It’s the Easter Season and “all creation is shouting for joy,” but part of me is going back a couple weeks to where Mary meets her Son on the road to Calvary. As any mother knows it’s far better to have pain and sadness yourself than to watch your child go through it. But, you’re a mother, and it’s in your job description in really, really fine print.
Medieval Christmas carols would often have the shadow of the cross stretching across the lyrics. There’s a mention of what is to come, lest we forget that, even though we’re Gaudete giddy, it won’t always be that way. Mary had her seven joys, but she had her seven sorrows to counterbalance them. There will be sadness coming and for every lovable, smiling Anna there’s a stern Simeon waiting to deliver the bad news. But we choose to dismiss the inevitable, wanting instead to think about the joys. I know I did.

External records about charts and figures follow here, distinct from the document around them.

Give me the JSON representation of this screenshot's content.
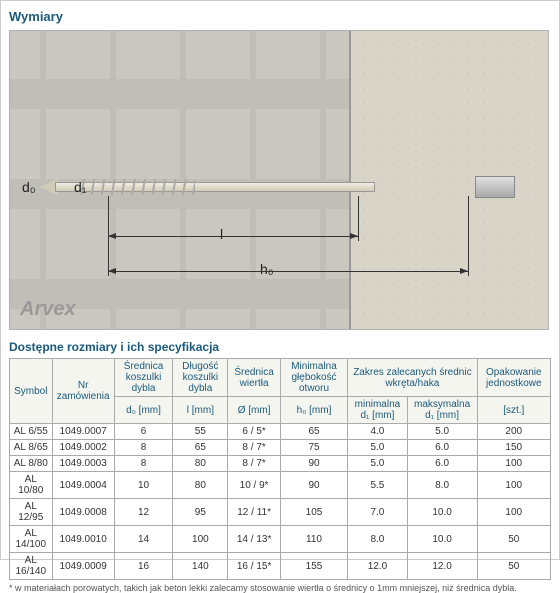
{
  "title": "Wymiary",
  "brand": "Arvex",
  "subtitle": "Dostępne rozmiary i ich specyfikacja",
  "dims": {
    "d0": "d₀",
    "d1": "d₁",
    "l": "l",
    "h0": "h₀"
  },
  "headers": {
    "symbol": "Symbol",
    "nr": "Nr zamówienia",
    "d0a": "Średnica koszulki dybla",
    "d0b": "d₀ [mm]",
    "la": "Długość koszulki dybla",
    "lb": "l [mm]",
    "diaa": "Średnica wiertła",
    "diab": "Ø [mm]",
    "h0a": "Minimalna głębokość otworu",
    "h0b": "h₀ [mm]",
    "range": "Zakres zalecanych średnic wkręta/haka",
    "d1min": "minimalna d₁ [mm]",
    "d1max": "maksymalna d₁ [mm]",
    "packa": "Opakowanie jednostkowe",
    "packb": "[szt.]"
  },
  "rows": [
    {
      "sym": "AL 6/55",
      "nr": "1049.0007",
      "d0": "6",
      "l": "55",
      "dia": "6 / 5*",
      "h0": "65",
      "min": "4.0",
      "max": "5.0",
      "pack": "200"
    },
    {
      "sym": "AL 8/65",
      "nr": "1049.0002",
      "d0": "8",
      "l": "65",
      "dia": "8 / 7*",
      "h0": "75",
      "min": "5.0",
      "max": "6.0",
      "pack": "150"
    },
    {
      "sym": "AL 8/80",
      "nr": "1049.0003",
      "d0": "8",
      "l": "80",
      "dia": "8 / 7*",
      "h0": "90",
      "min": "5.0",
      "max": "6.0",
      "pack": "100"
    },
    {
      "sym": "AL 10/80",
      "nr": "1049.0004",
      "d0": "10",
      "l": "80",
      "dia": "10 / 9*",
      "h0": "90",
      "min": "5.5",
      "max": "8.0",
      "pack": "100"
    },
    {
      "sym": "AL 12/95",
      "nr": "1049.0008",
      "d0": "12",
      "l": "95",
      "dia": "12 / 11*",
      "h0": "105",
      "min": "7.0",
      "max": "10.0",
      "pack": "100"
    },
    {
      "sym": "AL 14/100",
      "nr": "1049.0010",
      "d0": "14",
      "l": "100",
      "dia": "14 / 13*",
      "h0": "110",
      "min": "8.0",
      "max": "10.0",
      "pack": "50"
    },
    {
      "sym": "AL 16/140",
      "nr": "1049.0009",
      "d0": "16",
      "l": "140",
      "dia": "16 / 15*",
      "h0": "155",
      "min": "12.0",
      "max": "12.0",
      "pack": "50"
    }
  ],
  "footnote": "* w materiałach porowatych, takich jak beton lekki zalecamy stosowanie wiertła o średnicy o 1mm mniejszej, niż średnica dybla."
}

I remember the day I gave birth to her, lying in the hospital room watching her wiggling and stretching in her blanket. The minute I knew of her existence we started having a conversation, so by the time she entered the world I knew her. I fantasized about what was to come; home made Christmas ornaments, Popsicle sticks, brownie uniforms, peanut butter kisses. I was ready to help her understand and work through the painful side of life; when her best friend would leave her crying on the playground after harsh words, when she would have to endure the teenage years of self doubt and confusion, the grief of her first crush break-up and the overwhelming loss of her grandmother. But it ended there. I didn’t think about having an adult child having to go through adult things.
What happens so often when adults are going through adult things is that their children become innocent bystanders who end up having their spirits trampled and their hearts broken. They are handed a grief that they didn’t ask for and didn’t see coming. But my adult child, going through sorrow herself, is going to have to watch her children suffer and I can’t put a band-aid on that hurt or make anything feel better.
I’ve been through many, many Good Fridays and so I know there’s an Easter on the horizon, but she can’t see that right now. When Mary gave her fiat to the Angel Gabriel she couldn’t have seen that Good Friday was waiting for her. The Incarnation of our God meant that she would have to watch her Son suffer terribly and all she could do was stand by and let him finish what he started. And now I must do the same for my child. But, as always, I’ll be there for her when she needs me, even if it’s only to look down and see that I’m standing by her cross.